When we got our new puppy Clara, my kids would often say that they wished she could talk — learning about a new puppy can be difficult, especially in her case as a rescue dog with an unclear history. We figured out quickly though that she could communicate! I love that dogs teach us that we don’t have to talk to communicate because that’s true with people too. When we went to Costa Rica last April to be a part of my brother-in-law’s wedding, my favorite moment was watching the kids play with a couple of girls on the beach. They laughed and jumped over waves in the ocean. When they finally came back I asked my kids what the other girls’ names were, and whether they lived in Costa Rica or were visiting. My kids told me they didn’t speak the same language and that they had no idea whether they were tourists or natives. They played together for over an hour without needing a single word. I’d like to believe that our love for our puppy taught them that fun and laughter are a universal language.

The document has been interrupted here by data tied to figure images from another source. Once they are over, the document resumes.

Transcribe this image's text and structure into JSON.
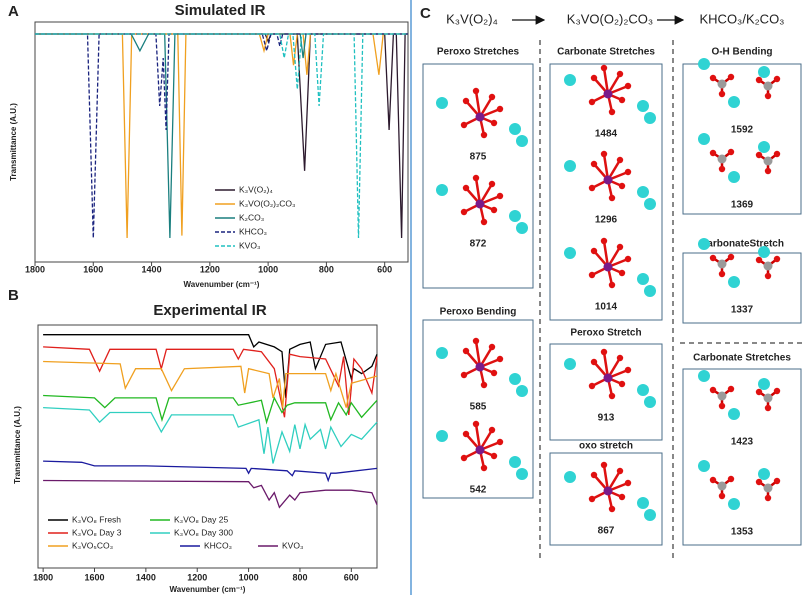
{
  "chart_data": [
    {
      "type": "line",
      "panel_label": "A",
      "title": "Simulated IR",
      "x_label": "Wavenumber (cm⁻¹)",
      "y_label": "Transmittance (A.U.)",
      "xlim": [
        1800,
        520
      ],
      "ylim": [
        0,
        1
      ],
      "xticks": [
        1800,
        1600,
        1400,
        1200,
        1000,
        800,
        600
      ],
      "series": [
        {
          "name": "K₃V(O₂)₄",
          "color": "#2d1a2e",
          "dash": false,
          "x": [
            1800,
            1010,
            1000,
            990,
            900,
            875,
            855,
            600,
            585,
            570,
            560,
            542,
            530,
            520
          ],
          "values": [
            0.95,
            0.95,
            0.92,
            0.95,
            0.95,
            0.38,
            0.95,
            0.95,
            0.55,
            0.95,
            0.95,
            0.1,
            0.95,
            0.95
          ]
        },
        {
          "name": "K₃VO(O₂)₂CO₃",
          "color": "#f0a020",
          "dash": false,
          "x": [
            1800,
            1500,
            1484,
            1468,
            1310,
            1296,
            1282,
            1030,
            1014,
            1000,
            925,
            913,
            900,
            880,
            867,
            855,
            640,
            620,
            605,
            520
          ],
          "values": [
            0.95,
            0.95,
            0.1,
            0.95,
            0.95,
            0.11,
            0.95,
            0.95,
            0.88,
            0.95,
            0.95,
            0.82,
            0.95,
            0.95,
            0.78,
            0.95,
            0.95,
            0.78,
            0.95,
            0.95
          ]
        },
        {
          "name": "K₂CO₃",
          "color": "#1a7f7f",
          "dash": false,
          "x": [
            1800,
            1470,
            1440,
            1410,
            1355,
            1337,
            1320,
            890,
            880,
            870,
            520
          ],
          "values": [
            0.95,
            0.95,
            0.88,
            0.95,
            0.95,
            0.1,
            0.95,
            0.95,
            0.85,
            0.95,
            0.95
          ]
        },
        {
          "name": "KHCO₃",
          "color": "#1a237e",
          "dash": true,
          "x": [
            1800,
            1620,
            1600,
            1580,
            1385,
            1372,
            1360,
            1350,
            1340,
            1020,
            1005,
            990,
            970,
            960,
            950,
            520
          ],
          "values": [
            0.95,
            0.95,
            0.1,
            0.95,
            0.95,
            0.65,
            0.85,
            0.55,
            0.95,
            0.95,
            0.88,
            0.95,
            0.95,
            0.9,
            0.95,
            0.95
          ]
        },
        {
          "name": "KVO₃",
          "color": "#20c0c0",
          "dash": true,
          "x": [
            1800,
            960,
            945,
            930,
            915,
            900,
            885,
            840,
            825,
            810,
            705,
            690,
            675,
            520
          ],
          "values": [
            0.95,
            0.95,
            0.85,
            0.95,
            0.95,
            0.72,
            0.95,
            0.95,
            0.65,
            0.95,
            0.95,
            0.1,
            0.95,
            0.95
          ]
        }
      ]
    },
    {
      "type": "line",
      "panel_label": "B",
      "title": "Experimental IR",
      "x_label": "Wavenumber (cm⁻¹)",
      "y_label": "Transmittance (A.U.)",
      "xlim": [
        1820,
        500
      ],
      "ylim": [
        0,
        10
      ],
      "xticks": [
        1800,
        1600,
        1400,
        1200,
        1000,
        800,
        600
      ],
      "series": [
        {
          "name": "K₃VO₈ Fresh",
          "color": "#000000",
          "dash": false,
          "x": [
            1800,
            1000,
            980,
            960,
            900,
            870,
            855,
            840,
            800,
            760,
            740,
            700,
            640,
            600,
            590,
            560,
            520,
            500
          ],
          "values": [
            9.6,
            9.6,
            9.1,
            9.3,
            9.1,
            8.9,
            7.0,
            9.0,
            9.2,
            9.3,
            8.2,
            9.2,
            9.3,
            7.8,
            8.2,
            8.0,
            8.3,
            8.8
          ]
        },
        {
          "name": "K₃VO₈ Day 3",
          "color": "#e0201c",
          "dash": false,
          "x": [
            1800,
            1620,
            1580,
            1540,
            1360,
            1340,
            1320,
            1060,
            1040,
            1020,
            950,
            900,
            860,
            840,
            800,
            700,
            650,
            630,
            610,
            590,
            560,
            520,
            500
          ],
          "values": [
            9.1,
            9.0,
            8.1,
            9.0,
            9.0,
            8.2,
            9.0,
            9.0,
            8.6,
            9.0,
            8.9,
            8.2,
            6.2,
            8.8,
            8.7,
            8.6,
            7.5,
            8.7,
            6.3,
            8.6,
            8.2,
            7.2,
            8.7
          ]
        },
        {
          "name": "K₃VO₅CO₃",
          "color": "#f0a020",
          "dash": false,
          "x": [
            1800,
            1500,
            1480,
            1440,
            1340,
            1300,
            1250,
            1030,
            1015,
            1000,
            920,
            905,
            880,
            867,
            855,
            700,
            680,
            660,
            620,
            600,
            500
          ],
          "values": [
            8.5,
            8.4,
            7.4,
            8.2,
            8.2,
            7.3,
            8.2,
            8.3,
            7.2,
            8.2,
            8.0,
            7.0,
            7.8,
            6.6,
            8.0,
            8.0,
            7.3,
            8.0,
            6.6,
            7.6,
            7.9
          ]
        },
        {
          "name": "K₃VO₈ Day 25",
          "color": "#22b822",
          "dash": false,
          "x": [
            1800,
            1600,
            1560,
            1520,
            1360,
            1337,
            1310,
            1060,
            1040,
            950,
            930,
            900,
            870,
            850,
            820,
            700,
            680,
            650,
            620,
            600,
            560,
            500
          ],
          "values": [
            7.1,
            7.0,
            6.6,
            7.0,
            7.0,
            6.1,
            7.0,
            7.0,
            6.7,
            6.9,
            6.0,
            7.0,
            6.4,
            6.7,
            6.8,
            6.8,
            6.1,
            6.8,
            6.3,
            6.8,
            6.2,
            6.9
          ]
        },
        {
          "name": "K₃VO₈ Day 300",
          "color": "#30cfc0",
          "dash": false,
          "x": [
            1800,
            1620,
            1580,
            1540,
            1380,
            1340,
            1300,
            1060,
            1040,
            960,
            940,
            925,
            905,
            870,
            840,
            820,
            800,
            780,
            760,
            720,
            700,
            680,
            640,
            600,
            560,
            500
          ],
          "values": [
            6.6,
            6.5,
            6.0,
            6.4,
            6.4,
            5.6,
            6.3,
            6.3,
            5.8,
            6.1,
            4.7,
            5.8,
            4.3,
            5.6,
            4.8,
            5.9,
            4.9,
            5.9,
            5.3,
            5.7,
            4.9,
            5.8,
            5.0,
            5.5,
            5.3,
            6.0
          ]
        },
        {
          "name": "KHCO₃",
          "color": "#1a1a9e",
          "dash": false,
          "x": [
            1800,
            1650,
            1600,
            1400,
            1010,
            1000,
            990,
            850,
            830,
            820,
            700,
            690,
            680,
            660,
            500
          ],
          "values": [
            4.4,
            4.35,
            4.2,
            4.2,
            4.1,
            3.9,
            4.1,
            4.0,
            3.8,
            4.0,
            3.9,
            3.6,
            3.9,
            3.9,
            4.1
          ]
        },
        {
          "name": "KVO₃",
          "color": "#6a1a6a",
          "dash": false,
          "x": [
            1800,
            1000,
            980,
            950,
            920,
            900,
            880,
            840,
            820,
            800,
            700,
            600,
            520,
            500
          ],
          "values": [
            3.6,
            3.55,
            3.3,
            3.4,
            2.8,
            3.1,
            2.5,
            3.0,
            2.8,
            3.1,
            3.2,
            3.2,
            3.1,
            2.6
          ]
        }
      ]
    }
  ],
  "diagram": {
    "panel_label": "C",
    "headers": [
      "K₃V(O₂)₄",
      "K₃VO(O₂)₂CO₃",
      "KHCO₃/K₂CO₃"
    ],
    "columns": [
      {
        "groups": [
          {
            "title": "Peroxo Stretches",
            "modes": [
              875,
              872
            ]
          },
          {
            "title": "Peroxo Bending",
            "modes": [
              585,
              542
            ]
          }
        ]
      },
      {
        "groups": [
          {
            "title": "Carbonate Stretches",
            "modes": [
              1484,
              1296,
              1014
            ]
          },
          {
            "title": "Peroxo Stretch",
            "modes": [
              913
            ]
          },
          {
            "title": "oxo stretch",
            "modes": [
              867
            ]
          }
        ]
      },
      {
        "groups": [
          {
            "title": "O-H Bending",
            "modes": [
              1592,
              1369
            ]
          },
          {
            "title": "CarbonateStretch",
            "modes": [
              1337
            ]
          },
          {
            "title": "Carbonate Stretches",
            "modes": [
              1423,
              1353
            ]
          }
        ]
      }
    ]
  }
}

Sometimes I wonder why I love dogs so much, especially when they are nothing like me! After all, I don’t love chasing after frisbees, I don’t try to eat my own vomit and I don’t think squirrels are the bane of my existence. But dogs truly have an unwavering love for us as the people who care for them. My Clara no doubt agrees with Lin-Manuel Miranda in that “Love is love is love is love is love.” She doesn’t ask me where I’ve been or where I’m going. She doesn’t judge me or my family for any decisions we’ve made. She has no idea where we stand politically and she doesn’t care about my age, race, weight, or any other biases or boxes people tend to immediately check.

She just knows the feeling of love and how to love. What better lesson to teach the little people we are raising?

For Christmas my in-laws gave me a day-by-day calendar about the lessons dogs teach us. One of the days quoted the Dalai Lama saying “If you want others to be happy, practice compassion. If you want to be happy, practice compassion.” Through taking care of Clara, my daughter is absolutely the most compassionate person I know. She lives to fill up Clara’s water bowl. If we are playing in her room, she will spread blankets out and make a comfy spot for Clara. And when Clara lies there Olivia is the happiest clam in the room. My son thinks that when Clara catches the frisbee he threw for her, it’s the best thing in the world too. He loves to walk her up the “monster” hill in our neighborhood. They’re six, so it’s not always easy (heck, it’s not even easy for my 37-year-old self), but on our better days we learn that it can’t always be all about us when we have a four legged, needy creature in our house to take care of too.

Over the years, our dogs have taught us that there is always forgiveness.

That sometimes less is more. Life can be all about the snuggles. The time you enjoy wasting is not wasted time (that’s a really hard one for me). That sometimes all you have to do is sit with someone. That sometimes we just want to be needed. That playing and being silly or crazy is essential to every day. That it is ok to not want to do what everyone else is doing. And at the end of the day, you just have to be you.

Most of the time when I’m lying in bed at night trying to fall asleep and counting my regrets, I wonder if I completely ruined my kids that day. Did I play with them enough? Was I too quick to choose anger because I had a long day? Did I tell them that I love them enough? Are we doing too many activities? Are we not doing enough activities? Did I find out enough from their day at school? And then Clara cuddles in close and I think, “Well, maybe they learned something good from the dog today.”